Georgia’s Republican-controlled State Senate passed an omnibus bill Monday that would end no-excuse absentee voting in the state.
The omnibus legislation severely restricts who can vote by mail, requires those without a driver’s license to submit a copy of approved ID twice while registering to vote by mail, bars election officials from sending unsolicited absentee ballot request forms, and requires emergency election rule changes to be approved by lawmakers within 20 days. That package is expected to pass the House.
In addition to Monday’s bill, the Senate is also considering an omnibus that passed the House last week that includes further ID requirements for absentee voting and restricts more racially diverse counties that lean Democratic from offering early voting on weekends. Last week, the state’s House also passed a law that would criminalize handing out water bottles to people waiting in line to vote.
In its marathon session, the legislature is also considering additional election-related bills that would aid Republican efforts at voter suppression. One would end the automatic voter registration that has led to a 93 percent increase in voter registrations and record voter turnout in the state since it was implemented in 2016. Another would create a statewide jury to hear cases of election fraud, which is currently basically nonexistent in the country.
The wave of bills to restrict voting in Georgia is a keystone in the countrywide Republican effort to restrict voting after the 2020 election drew record turnout. Georgia is a particular target after the state flipped blue in November due largely to the state’s Black voters turning out in droves, thanks to the work of grassroots organizers. Georgia voters aided in handing Democrats the White House and the Senate this election cycle.
Though Republicans have offered a host of reasons for offering these bills, many of them are squarely aimed at suppressing the vote. When more voters turn out, Republicans are more likely to lose elections. In a hearing on the Senate omnibus, SB 241, American Civil Liberties Union of Georgia Director Christopher Bruce said that the bill “treats the government like a babysitter who has to give voters permission to cast a ballot.”
The restrictions won’t affect everyone equally, and some of them seem to openly target Black voters. The House omnibus limits early voting to only one Sunday prior to elections, for instance, and Sundays are known to be huge drivers of Black voter turnout across the country thanks to “souls to the polls” events.
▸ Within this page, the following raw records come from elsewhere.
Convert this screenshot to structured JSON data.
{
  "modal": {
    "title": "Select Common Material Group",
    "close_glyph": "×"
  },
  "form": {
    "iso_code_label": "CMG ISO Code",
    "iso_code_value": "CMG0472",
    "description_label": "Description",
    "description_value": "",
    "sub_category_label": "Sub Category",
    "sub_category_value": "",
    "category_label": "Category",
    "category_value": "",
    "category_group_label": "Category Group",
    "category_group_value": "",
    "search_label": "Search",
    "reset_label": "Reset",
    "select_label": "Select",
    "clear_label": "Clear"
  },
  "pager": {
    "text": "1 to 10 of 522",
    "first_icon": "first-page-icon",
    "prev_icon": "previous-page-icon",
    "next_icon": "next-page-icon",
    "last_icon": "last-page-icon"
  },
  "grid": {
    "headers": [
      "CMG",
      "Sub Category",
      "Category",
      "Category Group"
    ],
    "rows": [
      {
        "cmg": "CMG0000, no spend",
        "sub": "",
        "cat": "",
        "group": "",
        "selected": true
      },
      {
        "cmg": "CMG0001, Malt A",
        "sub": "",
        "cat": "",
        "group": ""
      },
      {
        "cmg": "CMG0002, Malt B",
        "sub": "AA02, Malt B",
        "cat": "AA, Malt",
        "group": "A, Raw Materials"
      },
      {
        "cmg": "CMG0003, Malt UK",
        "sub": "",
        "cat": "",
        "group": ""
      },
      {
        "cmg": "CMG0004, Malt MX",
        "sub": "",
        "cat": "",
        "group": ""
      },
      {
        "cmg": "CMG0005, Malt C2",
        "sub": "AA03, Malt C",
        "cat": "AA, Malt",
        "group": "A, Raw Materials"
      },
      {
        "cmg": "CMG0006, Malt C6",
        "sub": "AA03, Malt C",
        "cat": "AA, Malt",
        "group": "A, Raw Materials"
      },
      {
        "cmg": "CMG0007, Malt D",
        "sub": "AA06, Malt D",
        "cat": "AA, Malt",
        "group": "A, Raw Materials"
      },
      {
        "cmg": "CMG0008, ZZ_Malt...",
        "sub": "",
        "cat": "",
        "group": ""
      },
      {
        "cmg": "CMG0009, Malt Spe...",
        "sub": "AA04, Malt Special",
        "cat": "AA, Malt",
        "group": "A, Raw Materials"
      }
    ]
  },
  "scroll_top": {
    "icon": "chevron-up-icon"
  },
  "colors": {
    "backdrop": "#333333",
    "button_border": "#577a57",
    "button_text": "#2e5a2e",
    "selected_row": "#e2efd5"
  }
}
Voters of color also disproportionately have to wait in long lines in order to vote, which could be a reason for Republicans trying to bar handing out food and water in voting lines. All of these restrictions combined led Democratic State Rep. Jasmine Clark to call the House bill “textbook voter suppression.”
“The only reason you have these bills is because they lost,” Bishop Reginald T. Jackson, who oversees the African Methodist Episcopal Church churches in Georgia, told The New York Times. “What makes it even more troubling than that is there is no other way you can describe this other than racism, and we just need to call it what it is.’’
One Democratic lawmaker denounced the Republican efforts as “white supremacy.” “It’s pathetically obvious to anyone paying attention that, when Trump lost the November election and Georgia flipped control of the U.S. Senate for Democrats shortly after, Republicans got the message that they were in a political death spiral,” said Georgia State Rep. Renitta Shannon during the House’s debate of the omnibus. “And now they are doing anything they can to silence the voices of Black and brown voters specifically because they largely powered these wins.”
A report by the Brennan Center for Justice found that Georgia Republicans’ pushes to restrict voting will hurt Black voters the most. Voting by mail surged among Black voters in the state during the 2020 election. And, in 2020, Black voters made up 36 percent of the share of Sunday early voters in the state versus only about 27 percent of early voters on other days.
No-excuse absentee voting was initially a Republican proposal when it passed in 2005, aimed at getting more Republicans to vote. But absentee voting has turned against them, and they’re now trying to repeal that bill.
“This is voter suppression under the spurious guise of ‘election integrity,’” noted The New York Times’s 2020 election correspondent Trip Gabriel.
“There were simply not all of these questions about the integrity about voting by mail when it was mostly Republicans, largely white seniors, using this method,” said Shannon last week. “But now that Black and brown voters have used vote [by] mail to show up in ways like they never have before, now there are questions about the integrity of vote by mail.”
The Georgia bills are part of efforts by Republicans across the country to restrict voting. Republicans have introduced, pre-filed or carried over 253 bills as of February with the goal of restricting voting access, according to the Brennan Center. Republicans are also behind a case in the Supreme Court that could severely weaken what’s left of the Voting Rights Act, which prohibits laws that result in racial voting discrimination.